Outre ces raisons générales, des circonstances particulières désignaient Luxembourg à la suspicion populaire. Il n’est pas douteux, en effet, que son imagination hardie, sa soif ardente de tout connaître, son esprit d’aventures, ne l’entraînassent vers les sciences défendues dont se repaissait avidement la curiosité de son siècle. Tout jeune, avec Chavagnac et d’Harcourt, il s’était adonné à des recherches d’alchimie, avait entrepris le Grand œuvre, sans autre résultat que d’y laisser une part de sa fortune[1]. Ce premier insuccès n’avait pu le décourager. Il continua plus tard, dans les loisirs de ses campagnes, à fréquenter en de certains milieux, dont les habitués se livraient à de peu catholiques besognes. Même un jour, — au rapport de Mme Desnoyers, — chez une pythonisse en renom qui s’était engagée à « lui faire voir le Diable, » il traita si rudement Satan, apparu soudain à ses yeux, que le prince des Enfers, à la surprise extrême de l’assemblée, tomba à ses genoux en implorant humblement sa merci[2].
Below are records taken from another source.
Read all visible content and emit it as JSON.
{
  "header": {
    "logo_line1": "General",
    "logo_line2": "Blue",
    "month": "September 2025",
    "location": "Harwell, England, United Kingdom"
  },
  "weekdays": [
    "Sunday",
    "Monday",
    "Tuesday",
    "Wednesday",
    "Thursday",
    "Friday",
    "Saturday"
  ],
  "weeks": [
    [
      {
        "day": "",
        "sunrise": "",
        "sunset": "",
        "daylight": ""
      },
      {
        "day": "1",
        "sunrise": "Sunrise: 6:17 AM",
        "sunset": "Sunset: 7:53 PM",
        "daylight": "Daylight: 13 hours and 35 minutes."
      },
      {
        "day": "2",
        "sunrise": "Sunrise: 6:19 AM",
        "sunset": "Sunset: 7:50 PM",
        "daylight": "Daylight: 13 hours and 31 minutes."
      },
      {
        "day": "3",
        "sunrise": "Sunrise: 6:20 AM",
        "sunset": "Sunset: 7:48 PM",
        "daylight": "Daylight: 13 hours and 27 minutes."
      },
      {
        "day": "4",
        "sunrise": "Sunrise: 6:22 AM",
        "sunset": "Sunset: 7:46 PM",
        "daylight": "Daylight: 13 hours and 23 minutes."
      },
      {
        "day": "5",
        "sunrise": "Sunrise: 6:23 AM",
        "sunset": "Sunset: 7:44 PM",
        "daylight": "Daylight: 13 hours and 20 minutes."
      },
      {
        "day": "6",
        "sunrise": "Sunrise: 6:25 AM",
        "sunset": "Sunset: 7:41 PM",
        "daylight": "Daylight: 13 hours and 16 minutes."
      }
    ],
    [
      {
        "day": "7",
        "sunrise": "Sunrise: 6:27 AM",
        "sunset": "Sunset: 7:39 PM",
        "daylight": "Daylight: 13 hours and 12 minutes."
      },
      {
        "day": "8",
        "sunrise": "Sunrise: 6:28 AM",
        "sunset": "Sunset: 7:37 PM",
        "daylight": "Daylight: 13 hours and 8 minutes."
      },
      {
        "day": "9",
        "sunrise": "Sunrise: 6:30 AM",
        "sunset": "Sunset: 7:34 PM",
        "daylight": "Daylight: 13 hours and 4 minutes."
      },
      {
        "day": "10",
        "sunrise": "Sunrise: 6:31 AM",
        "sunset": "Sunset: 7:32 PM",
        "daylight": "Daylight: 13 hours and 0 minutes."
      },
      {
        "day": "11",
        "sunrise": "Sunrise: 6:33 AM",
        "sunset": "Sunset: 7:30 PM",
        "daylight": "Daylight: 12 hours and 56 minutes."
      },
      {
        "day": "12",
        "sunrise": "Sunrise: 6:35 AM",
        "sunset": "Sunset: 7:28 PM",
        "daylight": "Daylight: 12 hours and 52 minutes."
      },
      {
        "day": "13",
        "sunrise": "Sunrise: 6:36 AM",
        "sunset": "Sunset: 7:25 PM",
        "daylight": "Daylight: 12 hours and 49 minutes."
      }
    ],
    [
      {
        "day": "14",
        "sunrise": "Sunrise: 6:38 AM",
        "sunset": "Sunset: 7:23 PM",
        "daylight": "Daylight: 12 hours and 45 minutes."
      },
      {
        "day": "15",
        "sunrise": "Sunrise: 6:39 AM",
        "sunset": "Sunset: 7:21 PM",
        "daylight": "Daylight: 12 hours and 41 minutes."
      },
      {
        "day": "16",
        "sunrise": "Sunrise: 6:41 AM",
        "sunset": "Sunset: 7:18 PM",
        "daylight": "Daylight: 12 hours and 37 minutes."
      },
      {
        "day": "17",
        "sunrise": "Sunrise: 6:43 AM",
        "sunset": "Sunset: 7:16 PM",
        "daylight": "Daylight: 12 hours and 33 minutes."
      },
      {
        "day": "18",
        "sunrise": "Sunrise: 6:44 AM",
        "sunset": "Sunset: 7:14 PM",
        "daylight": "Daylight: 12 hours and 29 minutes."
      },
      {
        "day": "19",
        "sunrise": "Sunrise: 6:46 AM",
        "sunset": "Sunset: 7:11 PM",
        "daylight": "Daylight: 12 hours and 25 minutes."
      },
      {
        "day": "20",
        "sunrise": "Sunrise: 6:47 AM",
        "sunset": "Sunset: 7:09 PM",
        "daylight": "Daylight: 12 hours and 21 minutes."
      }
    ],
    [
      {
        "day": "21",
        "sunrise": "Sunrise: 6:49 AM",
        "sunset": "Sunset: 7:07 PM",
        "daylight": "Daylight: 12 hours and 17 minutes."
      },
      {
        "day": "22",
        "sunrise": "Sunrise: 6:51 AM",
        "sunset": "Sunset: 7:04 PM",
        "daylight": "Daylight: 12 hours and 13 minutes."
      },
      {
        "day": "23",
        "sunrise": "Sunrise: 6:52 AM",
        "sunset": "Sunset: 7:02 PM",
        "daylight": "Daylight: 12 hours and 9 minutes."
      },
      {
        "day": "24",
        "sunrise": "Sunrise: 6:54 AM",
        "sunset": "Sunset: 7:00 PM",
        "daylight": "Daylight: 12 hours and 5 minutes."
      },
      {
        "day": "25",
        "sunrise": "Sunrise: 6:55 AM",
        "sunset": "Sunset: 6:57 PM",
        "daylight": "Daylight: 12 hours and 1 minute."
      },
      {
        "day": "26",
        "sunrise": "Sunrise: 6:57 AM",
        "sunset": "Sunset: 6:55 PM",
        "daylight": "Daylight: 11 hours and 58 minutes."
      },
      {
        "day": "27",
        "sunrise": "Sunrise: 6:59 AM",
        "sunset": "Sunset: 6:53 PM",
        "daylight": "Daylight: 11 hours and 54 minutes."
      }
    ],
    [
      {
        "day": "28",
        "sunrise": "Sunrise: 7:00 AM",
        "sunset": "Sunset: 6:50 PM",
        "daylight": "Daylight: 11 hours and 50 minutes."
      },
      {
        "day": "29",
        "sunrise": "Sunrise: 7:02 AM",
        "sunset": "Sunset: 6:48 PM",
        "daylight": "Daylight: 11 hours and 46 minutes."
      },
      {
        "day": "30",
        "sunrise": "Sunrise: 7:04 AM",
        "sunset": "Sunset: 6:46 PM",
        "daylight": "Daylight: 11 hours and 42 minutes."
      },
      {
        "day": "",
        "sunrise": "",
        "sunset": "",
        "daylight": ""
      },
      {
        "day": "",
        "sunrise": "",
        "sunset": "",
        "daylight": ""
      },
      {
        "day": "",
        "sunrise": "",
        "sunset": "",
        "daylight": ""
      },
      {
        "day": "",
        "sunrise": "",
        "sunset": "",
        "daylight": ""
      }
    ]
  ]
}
Il y a mieux. Luxembourg, de longue date, entretenait à ses frais et menait partout avec soi un étrange compagnon, moitié bouffon, moitié savant, astrologue à ses heures et diseur de bonne aventure, dont, au cours du procès, le rôle inexpliqué sera l’un des griefs invoqués par l’accusation. Le nom de cet aventurier se retrouve à chaque page dans les cahiers de l’instruction. Il se disait « gentilhomme franc-comtois » et se faisait appeler le vicomte de Montemayor[3] ; dans la réalité, il était

  1. Voir la Jeunesse du maréchal de Luxembourg, p. 432.
  2. Lettres de Mme Desnoyers, t. III.
  3. Interrogatoire de Montemayor, 13 mars 1680. Archives de la Bastille.